Continuing through May 7, 2017
“Hecho en CaSa” is an exhibition of works in felt by Francisco Toledo, though the Mexican artist is not known for his use of textile media. A prolific painter, sculptor, photographer and printmaker, Toledo has also built a multitude of cultural institutions across his native state of Oaxaca, earning the 77-year-old artist the added reputation as a civic hero. The tapestries on display here are recent works produced at Center of the Arts San Agustín (CaSa), an ecology-minded art center Toledo established in 2000.
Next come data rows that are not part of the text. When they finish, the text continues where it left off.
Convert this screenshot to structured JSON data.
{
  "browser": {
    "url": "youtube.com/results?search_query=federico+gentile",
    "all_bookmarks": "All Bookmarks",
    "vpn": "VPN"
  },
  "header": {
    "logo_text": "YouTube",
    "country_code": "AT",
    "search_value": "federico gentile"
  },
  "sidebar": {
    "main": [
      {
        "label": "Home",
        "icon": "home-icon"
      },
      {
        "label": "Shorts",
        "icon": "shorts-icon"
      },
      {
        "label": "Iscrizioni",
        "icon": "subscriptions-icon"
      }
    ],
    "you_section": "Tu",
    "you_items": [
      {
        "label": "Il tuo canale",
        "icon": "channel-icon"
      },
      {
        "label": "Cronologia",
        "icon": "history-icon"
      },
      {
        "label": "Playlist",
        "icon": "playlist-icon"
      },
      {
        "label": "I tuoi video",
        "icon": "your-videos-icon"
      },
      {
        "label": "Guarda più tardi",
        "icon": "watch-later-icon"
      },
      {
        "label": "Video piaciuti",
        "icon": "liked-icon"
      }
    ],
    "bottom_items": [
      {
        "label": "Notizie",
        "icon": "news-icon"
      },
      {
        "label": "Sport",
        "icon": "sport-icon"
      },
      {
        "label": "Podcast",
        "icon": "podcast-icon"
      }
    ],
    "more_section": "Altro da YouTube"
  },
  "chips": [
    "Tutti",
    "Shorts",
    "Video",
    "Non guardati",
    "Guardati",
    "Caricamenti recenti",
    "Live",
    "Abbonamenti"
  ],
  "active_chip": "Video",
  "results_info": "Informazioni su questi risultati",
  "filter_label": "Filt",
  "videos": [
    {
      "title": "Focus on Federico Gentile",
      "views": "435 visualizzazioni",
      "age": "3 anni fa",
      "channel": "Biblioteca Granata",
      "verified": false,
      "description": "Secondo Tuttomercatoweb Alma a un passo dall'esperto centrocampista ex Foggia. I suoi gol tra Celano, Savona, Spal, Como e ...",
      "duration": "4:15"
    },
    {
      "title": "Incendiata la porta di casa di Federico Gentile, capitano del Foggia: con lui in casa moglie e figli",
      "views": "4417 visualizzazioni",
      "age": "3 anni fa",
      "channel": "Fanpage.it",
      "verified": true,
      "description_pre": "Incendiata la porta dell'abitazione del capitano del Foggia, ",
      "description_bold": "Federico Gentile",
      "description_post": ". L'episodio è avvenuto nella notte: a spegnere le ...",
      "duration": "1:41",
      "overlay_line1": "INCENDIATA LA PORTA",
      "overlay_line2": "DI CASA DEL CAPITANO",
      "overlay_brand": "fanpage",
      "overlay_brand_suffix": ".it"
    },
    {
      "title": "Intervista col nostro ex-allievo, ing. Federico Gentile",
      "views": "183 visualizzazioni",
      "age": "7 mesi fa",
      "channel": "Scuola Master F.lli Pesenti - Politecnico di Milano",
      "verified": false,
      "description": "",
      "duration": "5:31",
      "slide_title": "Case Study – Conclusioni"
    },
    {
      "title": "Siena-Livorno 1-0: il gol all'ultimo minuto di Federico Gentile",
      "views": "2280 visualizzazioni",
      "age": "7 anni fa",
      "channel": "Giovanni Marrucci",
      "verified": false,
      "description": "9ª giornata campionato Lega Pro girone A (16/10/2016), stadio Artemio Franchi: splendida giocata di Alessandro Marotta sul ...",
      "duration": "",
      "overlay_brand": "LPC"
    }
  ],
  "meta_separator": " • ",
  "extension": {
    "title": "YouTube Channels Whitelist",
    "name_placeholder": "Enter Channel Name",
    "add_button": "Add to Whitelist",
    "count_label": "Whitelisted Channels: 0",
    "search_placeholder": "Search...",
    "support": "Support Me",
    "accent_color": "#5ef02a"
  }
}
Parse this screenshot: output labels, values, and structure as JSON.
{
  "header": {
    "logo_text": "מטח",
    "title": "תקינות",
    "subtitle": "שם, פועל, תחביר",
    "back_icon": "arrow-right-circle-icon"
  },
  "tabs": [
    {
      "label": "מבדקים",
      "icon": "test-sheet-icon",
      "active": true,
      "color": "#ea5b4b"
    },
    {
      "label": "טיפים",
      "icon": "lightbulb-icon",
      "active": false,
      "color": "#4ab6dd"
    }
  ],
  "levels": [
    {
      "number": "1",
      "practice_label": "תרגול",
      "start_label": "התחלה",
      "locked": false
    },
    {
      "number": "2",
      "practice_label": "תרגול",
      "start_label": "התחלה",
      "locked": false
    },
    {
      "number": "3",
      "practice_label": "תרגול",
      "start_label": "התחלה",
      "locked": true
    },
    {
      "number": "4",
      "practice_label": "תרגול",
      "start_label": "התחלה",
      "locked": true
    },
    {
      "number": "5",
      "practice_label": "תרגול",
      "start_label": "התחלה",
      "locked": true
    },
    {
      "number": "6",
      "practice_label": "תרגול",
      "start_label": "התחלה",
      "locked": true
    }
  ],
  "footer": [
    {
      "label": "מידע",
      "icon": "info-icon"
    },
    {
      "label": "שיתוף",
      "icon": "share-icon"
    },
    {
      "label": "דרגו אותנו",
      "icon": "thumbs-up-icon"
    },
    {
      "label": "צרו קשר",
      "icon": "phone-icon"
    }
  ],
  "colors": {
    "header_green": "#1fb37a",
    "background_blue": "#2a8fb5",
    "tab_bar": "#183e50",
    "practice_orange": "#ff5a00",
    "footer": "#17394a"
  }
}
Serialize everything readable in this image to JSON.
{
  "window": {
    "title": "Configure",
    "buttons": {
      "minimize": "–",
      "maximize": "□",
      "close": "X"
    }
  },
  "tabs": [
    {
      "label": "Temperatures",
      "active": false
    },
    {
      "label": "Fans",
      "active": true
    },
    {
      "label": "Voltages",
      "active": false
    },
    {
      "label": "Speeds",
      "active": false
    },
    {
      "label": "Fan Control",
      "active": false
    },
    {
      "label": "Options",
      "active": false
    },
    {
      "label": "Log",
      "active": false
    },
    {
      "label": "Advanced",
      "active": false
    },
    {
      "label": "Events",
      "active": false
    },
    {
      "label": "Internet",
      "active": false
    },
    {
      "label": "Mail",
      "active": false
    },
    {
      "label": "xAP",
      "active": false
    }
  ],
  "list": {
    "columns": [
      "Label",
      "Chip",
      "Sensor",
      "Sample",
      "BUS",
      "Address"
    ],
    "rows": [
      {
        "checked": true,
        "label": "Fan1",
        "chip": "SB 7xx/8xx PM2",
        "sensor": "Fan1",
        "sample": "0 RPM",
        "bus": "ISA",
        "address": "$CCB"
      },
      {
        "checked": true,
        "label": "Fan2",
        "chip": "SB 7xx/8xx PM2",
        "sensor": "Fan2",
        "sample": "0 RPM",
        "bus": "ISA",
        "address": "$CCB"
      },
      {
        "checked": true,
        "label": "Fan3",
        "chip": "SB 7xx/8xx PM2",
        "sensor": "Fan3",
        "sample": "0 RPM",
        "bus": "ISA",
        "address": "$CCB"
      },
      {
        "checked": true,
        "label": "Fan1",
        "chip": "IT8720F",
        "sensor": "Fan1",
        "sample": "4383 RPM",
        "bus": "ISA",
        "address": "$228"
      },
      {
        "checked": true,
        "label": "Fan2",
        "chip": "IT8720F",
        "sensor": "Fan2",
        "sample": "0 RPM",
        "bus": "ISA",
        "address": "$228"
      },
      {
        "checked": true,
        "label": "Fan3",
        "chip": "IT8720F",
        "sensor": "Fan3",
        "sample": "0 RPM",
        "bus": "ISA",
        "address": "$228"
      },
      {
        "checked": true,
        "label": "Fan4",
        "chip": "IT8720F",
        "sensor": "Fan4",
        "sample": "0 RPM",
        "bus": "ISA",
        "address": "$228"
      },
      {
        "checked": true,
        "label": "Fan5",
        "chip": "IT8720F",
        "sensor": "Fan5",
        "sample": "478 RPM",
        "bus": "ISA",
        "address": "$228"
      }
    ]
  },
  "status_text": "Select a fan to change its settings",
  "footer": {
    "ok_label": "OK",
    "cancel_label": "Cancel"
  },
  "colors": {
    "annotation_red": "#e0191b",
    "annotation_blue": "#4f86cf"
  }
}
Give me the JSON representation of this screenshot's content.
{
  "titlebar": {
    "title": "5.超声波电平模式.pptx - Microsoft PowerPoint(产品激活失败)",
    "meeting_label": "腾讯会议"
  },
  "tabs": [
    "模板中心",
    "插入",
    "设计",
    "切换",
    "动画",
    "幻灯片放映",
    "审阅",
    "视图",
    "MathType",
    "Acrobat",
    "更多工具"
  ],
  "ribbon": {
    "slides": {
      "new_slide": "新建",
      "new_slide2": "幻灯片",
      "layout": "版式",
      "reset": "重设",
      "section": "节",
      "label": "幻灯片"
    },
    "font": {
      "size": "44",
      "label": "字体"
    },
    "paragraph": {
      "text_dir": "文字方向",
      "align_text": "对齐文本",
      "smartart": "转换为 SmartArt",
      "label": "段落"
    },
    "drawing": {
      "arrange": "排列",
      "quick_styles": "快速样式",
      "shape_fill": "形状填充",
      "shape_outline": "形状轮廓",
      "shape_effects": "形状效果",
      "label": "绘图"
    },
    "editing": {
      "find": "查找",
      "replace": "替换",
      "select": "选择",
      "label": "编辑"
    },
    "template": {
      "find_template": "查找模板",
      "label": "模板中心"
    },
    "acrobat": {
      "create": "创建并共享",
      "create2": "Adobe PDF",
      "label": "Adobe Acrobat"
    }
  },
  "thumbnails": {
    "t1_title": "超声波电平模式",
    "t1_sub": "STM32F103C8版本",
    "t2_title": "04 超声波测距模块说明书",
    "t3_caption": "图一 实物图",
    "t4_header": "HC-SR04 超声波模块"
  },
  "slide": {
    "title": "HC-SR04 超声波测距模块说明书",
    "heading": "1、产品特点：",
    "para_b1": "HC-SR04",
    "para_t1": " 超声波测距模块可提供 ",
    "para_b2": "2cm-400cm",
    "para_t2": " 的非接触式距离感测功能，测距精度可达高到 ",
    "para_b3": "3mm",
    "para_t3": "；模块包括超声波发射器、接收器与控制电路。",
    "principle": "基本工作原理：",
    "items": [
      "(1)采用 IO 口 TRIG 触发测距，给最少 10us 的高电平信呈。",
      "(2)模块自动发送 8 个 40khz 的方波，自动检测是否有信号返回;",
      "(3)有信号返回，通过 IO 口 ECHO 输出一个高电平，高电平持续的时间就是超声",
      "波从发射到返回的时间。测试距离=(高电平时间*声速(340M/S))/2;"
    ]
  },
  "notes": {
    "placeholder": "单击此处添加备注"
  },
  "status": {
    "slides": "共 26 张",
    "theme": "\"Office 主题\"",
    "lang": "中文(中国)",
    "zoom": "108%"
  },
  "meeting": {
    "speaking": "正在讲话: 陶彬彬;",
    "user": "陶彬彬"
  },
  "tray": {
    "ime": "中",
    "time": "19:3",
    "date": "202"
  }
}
While felt as a medium is a minor part of his practice, this exhibition’s large-scale pieces are noteworthy for their execution, material tactility and conceptual ingenuity. The indigenous Zapotec traditions of the area are a staple subject matter in Toledo’s oeuvre, and so they are in these pieces as well. Here, ancient Oaxaca wool traditions meet 21st century techniques, with features like hand-tufted corncobs and laser cut grasshoppers layered in simple, graphic compositions. In works like “Quipo blanco,” a corncob encased in a half circle at the top of the tapestry radiates outward, as a league of ascending, pesticide-resistant earworms threatens to devour it. The situation Toledo depicts is both literal and metaphorical. The high-relief tactility of his works enhances his ecological message, making them not just ideas or rhetoric, but tangible and real.